MLUI didn’t want to lose the momentum generated in June, and worked for the past six months to bring together community leaders interested in making a regional energy plan a reality. Working with the Traverse City Chamber of Commerce, MLUI convened a small working group in October and members decided to bring Garforth back up to elaborate on the opportunities in the region.
During his talk last week, Garforth reiterated what can be done by showing off examples from cities around the world that implemented their own energy plans. Copenhagen, Denmark not only cut down greenhouse gas emissions significantly, they also lead the world in building efficiency and are a global economic powerhouse. In Guelph, Ontario, a community energy plan created more than 2,000 green jobs and the city now has the lowest unemployment in the country. And even here in Michigan, where leaders in Holland just adopted their own regional energy plan that will prioritize energy efficiency and generate revenues for the local community.
But is it doable in northern Michigan? We’re not a world capital (in anything but cherries, that is). We don’t have the industrial infrastructure like our neighbors down in Holland. And we have our own history with contentious energy issues, like wind power and biomass.

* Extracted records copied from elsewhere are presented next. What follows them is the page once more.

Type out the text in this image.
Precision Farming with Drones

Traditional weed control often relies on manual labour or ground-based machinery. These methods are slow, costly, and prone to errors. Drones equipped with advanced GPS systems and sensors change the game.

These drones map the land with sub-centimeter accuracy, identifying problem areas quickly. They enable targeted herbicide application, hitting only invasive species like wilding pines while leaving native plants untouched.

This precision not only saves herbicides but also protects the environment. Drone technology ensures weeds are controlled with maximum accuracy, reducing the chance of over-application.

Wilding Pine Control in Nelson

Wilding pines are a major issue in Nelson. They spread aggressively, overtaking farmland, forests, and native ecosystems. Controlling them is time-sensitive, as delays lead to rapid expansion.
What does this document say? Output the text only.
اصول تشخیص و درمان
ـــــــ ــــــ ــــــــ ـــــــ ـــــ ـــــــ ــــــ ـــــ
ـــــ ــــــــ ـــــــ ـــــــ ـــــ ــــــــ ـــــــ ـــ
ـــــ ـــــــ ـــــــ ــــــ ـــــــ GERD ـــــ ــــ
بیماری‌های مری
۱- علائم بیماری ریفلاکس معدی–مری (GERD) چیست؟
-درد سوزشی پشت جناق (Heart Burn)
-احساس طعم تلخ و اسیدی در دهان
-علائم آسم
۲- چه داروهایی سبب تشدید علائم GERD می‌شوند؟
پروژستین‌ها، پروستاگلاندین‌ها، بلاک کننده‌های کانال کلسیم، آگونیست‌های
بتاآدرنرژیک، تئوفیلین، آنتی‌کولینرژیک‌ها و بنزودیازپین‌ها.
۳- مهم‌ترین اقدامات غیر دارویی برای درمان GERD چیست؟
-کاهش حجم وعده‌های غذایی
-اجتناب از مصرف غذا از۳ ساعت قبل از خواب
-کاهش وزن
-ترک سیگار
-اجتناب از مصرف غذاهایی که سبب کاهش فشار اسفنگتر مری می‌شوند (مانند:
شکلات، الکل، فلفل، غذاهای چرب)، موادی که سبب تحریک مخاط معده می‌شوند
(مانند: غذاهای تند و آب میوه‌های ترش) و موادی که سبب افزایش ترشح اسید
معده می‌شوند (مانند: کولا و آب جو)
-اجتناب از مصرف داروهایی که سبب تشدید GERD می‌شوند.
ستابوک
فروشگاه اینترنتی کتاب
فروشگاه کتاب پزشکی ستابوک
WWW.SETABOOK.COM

Garforth’s answer: Yes, it’s doable, but it will require strong leadership in the community, and early engagement of skeptics who might question the benefits of such a plan. And half-steps aren’t enough—either set a high bar and get it done, or don’t bother.
Energy efficiency is the first step. Energy not used is always the cheapest, and energy not used is always the cleanest, Garforth says. Nearly 70 percent of our electricity is wasted through heat conversion alone. What if we captured that heat and used it to keep our homes and businesses warm rather than costly propane or natural gas?
Last week’s discussion ended with a broad question: Do we want to pursue this? And the response was nearly universal. It’s not a question of whether we need a regional energy plan, it’s a question of how soon we can start.
Well, there’s no time like the present. Why not get going as soon as possible?
Like heat and electricity, the energy behind this is too important to be wasted.